In contrast, Reagan in his death suddenly became, listening to commentators, one of our greatest presidents ever and a virtual saint on earth. Everyone's due their good press, especially when they die, but the networks were not lining up liberals to discuss Reagan... it was all conservatives, just as shamelessly it was a parade of former Nixon aides decrying Mark Felt when his identity as Deep Throat was revealed, and a host of conservative commentators sniping at Wellstone and King's memorials. Since when do political enemies get to seize the microphone and deliver the eulogy? Mark Shields and either David Brooks or Paul Gigot spoke of Wellstone on the Newshour right after his untimely death. Shields spoke passionately, and his counterpart (Brooks or Gigot) also spoke of the enormous personal respect Wellstone had won from some of his staunchest opponents.
For those people who are offended by the 23-second standing ovation Reverend Lowery got at King's memorial when he declared there were no "weapons of mass destruction" - guess what.
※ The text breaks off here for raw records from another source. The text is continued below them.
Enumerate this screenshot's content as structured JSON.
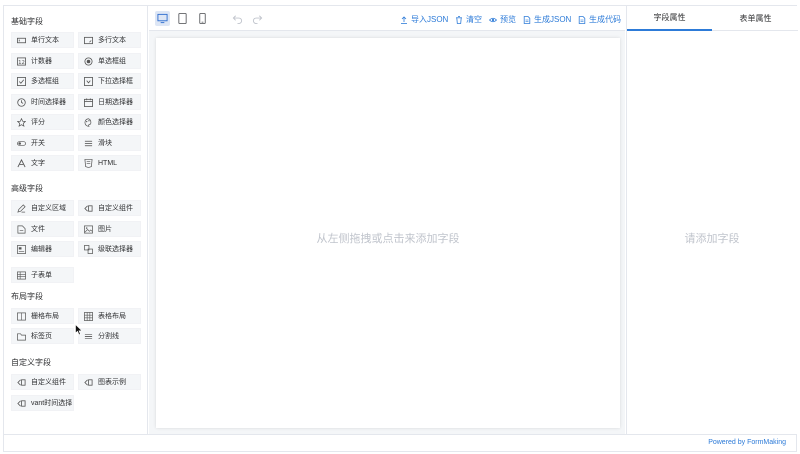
{
  "left_panel": {
    "groups": [
      {
        "title": "基础字段",
        "items": [
          {
            "label": "单行文本",
            "icon": "input-icon"
          },
          {
            "label": "多行文本",
            "icon": "textarea-icon"
          },
          {
            "label": "计数器",
            "icon": "counter-icon"
          },
          {
            "label": "单选框组",
            "icon": "radio-icon"
          },
          {
            "label": "多选框组",
            "icon": "checkbox-icon"
          },
          {
            "label": "下拉选择框",
            "icon": "select-icon"
          },
          {
            "label": "时间选择器",
            "icon": "clock-icon"
          },
          {
            "label": "日期选择器",
            "icon": "calendar-icon"
          },
          {
            "label": "评分",
            "icon": "star-icon"
          },
          {
            "label": "颜色选择器",
            "icon": "palette-icon"
          },
          {
            "label": "开关",
            "icon": "switch-icon"
          },
          {
            "label": "滑块",
            "icon": "slider-icon"
          },
          {
            "label": "文字",
            "icon": "text-icon"
          },
          {
            "label": "HTML",
            "icon": "html-icon"
          }
        ]
      },
      {
        "title": "高级字段",
        "items": [
          {
            "label": "自定义区域",
            "icon": "custom-area-icon"
          },
          {
            "label": "自定义组件",
            "icon": "component-icon"
          },
          {
            "label": "文件",
            "icon": "file-icon"
          },
          {
            "label": "图片",
            "icon": "image-icon"
          },
          {
            "label": "编辑器",
            "icon": "editor-icon"
          },
          {
            "label": "级联选择器",
            "icon": "cascader-icon"
          },
          {
            "label": "子表单",
            "icon": "subform-icon"
          }
        ]
      },
      {
        "title": "布局字段",
        "items": [
          {
            "label": "栅格布局",
            "icon": "grid-icon"
          },
          {
            "label": "表格布局",
            "icon": "table-icon"
          },
          {
            "label": "标签页",
            "icon": "tabs-icon"
          },
          {
            "label": "分割线",
            "icon": "divider-icon"
          }
        ]
      },
      {
        "title": "自定义字段",
        "items": [
          {
            "label": "自定义组件",
            "icon": "component-icon"
          },
          {
            "label": "图表示例",
            "icon": "component-icon"
          },
          {
            "label": "vant时间选择",
            "icon": "component-icon"
          }
        ]
      }
    ]
  },
  "toolbar": {
    "devices": [
      {
        "name": "pc-icon",
        "active": true
      },
      {
        "name": "tablet-icon",
        "active": false
      },
      {
        "name": "mobile-icon",
        "active": false
      }
    ],
    "actions": [
      {
        "label": "导入JSON",
        "icon": "upload-icon"
      },
      {
        "label": "清空",
        "icon": "trash-icon"
      },
      {
        "label": "预览",
        "icon": "eye-icon"
      },
      {
        "label": "生成JSON",
        "icon": "document-icon"
      },
      {
        "label": "生成代码",
        "icon": "document-icon"
      }
    ]
  },
  "canvas": {
    "empty_text": "从左侧拖拽或点击来添加字段"
  },
  "right_panel": {
    "tabs": [
      {
        "label": "字段属性",
        "active": true
      },
      {
        "label": "表单属性",
        "active": false
      }
    ],
    "empty_text": "请添加字段"
  },
  "footer": {
    "text": "Powered by FormMaking"
  },
  "colors": {
    "accent": "#2d7bd8",
    "item_bg": "#f4f6f8",
    "placeholder": "#c0c4cc"
  }
}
You weren't the audience for those words. Deal with it. Of course, you could also do as CNN and Fox News did, and edit out the standing ovation and applause and fail to indicate that to the viewers at home... but those attending the memorial were there to honor King, not Bush. Bush was a guest. One could say he should be treated civily. One could also look at him as a party crasher. Why the hell should anyone censor themselves for Bush's sake? Does that honor King? Is he really so fragile he can't take some honest, on-target criticism? Do something to improve the Katrina reconstruction, then we'll talk.
I side with those folks who believe civility is nice, but it should never supercede civil rights.